A key breakthrough is the detection of Na I emission doublets (near 2.2 µm and 2.33 µm) in Gaia14aae and SRGeJ0453. The radial‑velocity curves of these Na I features follow the motion of the irradiated face of the donor star, providing the first direct spectroscopic detection of the donors in long‑period AM CVns. No corresponding Na I absorption is seen, and no donor signatures appear in the ZTFJ1637 spectra. The lack of donor absorption lines, together with the spectral energy distribution (SED) analysis, implies that the infrared excesses observed in many long‑period AM CVns are dominated by the accretion disk rather than the donor itself.

He I line profiles lack high‑velocity wings; emission does not extend beyond ≈1500 km s⁻¹. Modeling of eclipse morphology and Doppler tomograms shows that only material at radii ≳0.07 R⊙ (≈5×10⁹ cm) contributes to the observed line emission. This suggests that the inner disk is truncated well outside the white dwarf surface. By combining plausible mass‑transfer rates (Ṁ≈10⁻¹⁰ M⊙ yr⁻¹) with the inferred truncation radius, the authors estimate surface magnetic fields of 30–100 kG for the accreting white dwarfs. These values are consistent with independent constraints from X‑ray periodicity reported for Gaia14aae and SRGeJ0453. The absence of cyclotron humps out to 5 µm rules out megagauss‑level fields, supporting the modest‑kG scenario.

The authors also performed a detailed SED decomposition. Using DB white‑dwarf model spectra (based on the temperatures and radii derived from optical fits) they find that the white dwarf contributes roughly half the flux at 1.6 µm but less than 10 % at 5 µm. The remaining infrared flux is supplied by the disk and, at the longest wavelengths, by thermal emission from the donor. However, the donor’s contribution is largely featureless, and its temperature (≈2000 K) is inferred from irradiation models rather than direct spectral lines.

Data reduction employed the Eureka! pipeline with extensive manual flagging of warm pixels, achieving per‑exposure signal‑to‑noise ratios of 2–5 per pixel. The final data set comprises 75–88 calibrated 1‑D spectra per grating for each target, and all raw and processed files have been made publicly available via MAST.

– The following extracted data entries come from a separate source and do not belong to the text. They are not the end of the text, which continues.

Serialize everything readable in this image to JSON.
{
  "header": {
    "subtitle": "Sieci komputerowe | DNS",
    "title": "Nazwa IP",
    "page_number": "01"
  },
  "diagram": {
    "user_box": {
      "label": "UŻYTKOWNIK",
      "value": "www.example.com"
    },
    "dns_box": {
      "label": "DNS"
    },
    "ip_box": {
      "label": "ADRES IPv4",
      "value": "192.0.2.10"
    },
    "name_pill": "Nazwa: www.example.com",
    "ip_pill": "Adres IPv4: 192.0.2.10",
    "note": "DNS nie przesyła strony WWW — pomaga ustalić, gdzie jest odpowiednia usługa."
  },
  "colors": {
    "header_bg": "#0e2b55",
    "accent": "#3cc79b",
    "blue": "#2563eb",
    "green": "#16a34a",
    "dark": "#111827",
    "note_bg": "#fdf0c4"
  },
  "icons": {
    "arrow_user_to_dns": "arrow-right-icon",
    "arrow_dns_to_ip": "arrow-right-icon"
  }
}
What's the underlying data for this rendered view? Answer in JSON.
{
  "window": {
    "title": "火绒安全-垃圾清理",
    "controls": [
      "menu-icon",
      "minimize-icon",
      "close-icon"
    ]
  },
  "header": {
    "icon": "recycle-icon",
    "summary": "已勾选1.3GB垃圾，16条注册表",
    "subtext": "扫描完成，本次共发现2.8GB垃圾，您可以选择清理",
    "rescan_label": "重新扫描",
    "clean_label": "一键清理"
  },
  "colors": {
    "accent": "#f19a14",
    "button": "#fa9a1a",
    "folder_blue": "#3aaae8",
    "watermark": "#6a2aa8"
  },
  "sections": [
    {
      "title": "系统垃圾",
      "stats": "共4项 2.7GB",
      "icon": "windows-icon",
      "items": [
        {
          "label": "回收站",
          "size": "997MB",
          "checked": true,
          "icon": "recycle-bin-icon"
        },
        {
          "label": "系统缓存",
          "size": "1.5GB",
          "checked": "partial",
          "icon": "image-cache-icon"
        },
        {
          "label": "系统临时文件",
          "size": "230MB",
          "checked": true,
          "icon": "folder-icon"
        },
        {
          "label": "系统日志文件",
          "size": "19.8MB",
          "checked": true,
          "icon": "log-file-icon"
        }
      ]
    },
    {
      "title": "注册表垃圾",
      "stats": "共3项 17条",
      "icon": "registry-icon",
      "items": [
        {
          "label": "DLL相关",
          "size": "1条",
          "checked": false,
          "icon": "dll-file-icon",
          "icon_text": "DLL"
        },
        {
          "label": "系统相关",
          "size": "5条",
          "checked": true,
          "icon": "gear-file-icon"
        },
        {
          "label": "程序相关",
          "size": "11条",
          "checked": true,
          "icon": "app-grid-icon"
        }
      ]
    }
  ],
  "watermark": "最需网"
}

In summary, this work delivers three major advances: (1) the first direct infrared detection of donor stars in long‑period AM CVns via Na I emission, (2) compelling evidence that the accretion disks in these systems are magnetically truncated, implying white‑dwarf surface fields of 30–100 kG, and (3) a clarified picture of the infrared excesses, showing that disks—not donors—dominate the flux beyond ~3 µm. These results have important implications for the evolutionary pathways of AM CVns, for modeling their gravitational‑wave signals detectable by LISA, and for future infrared studies of ultra‑compact binaries.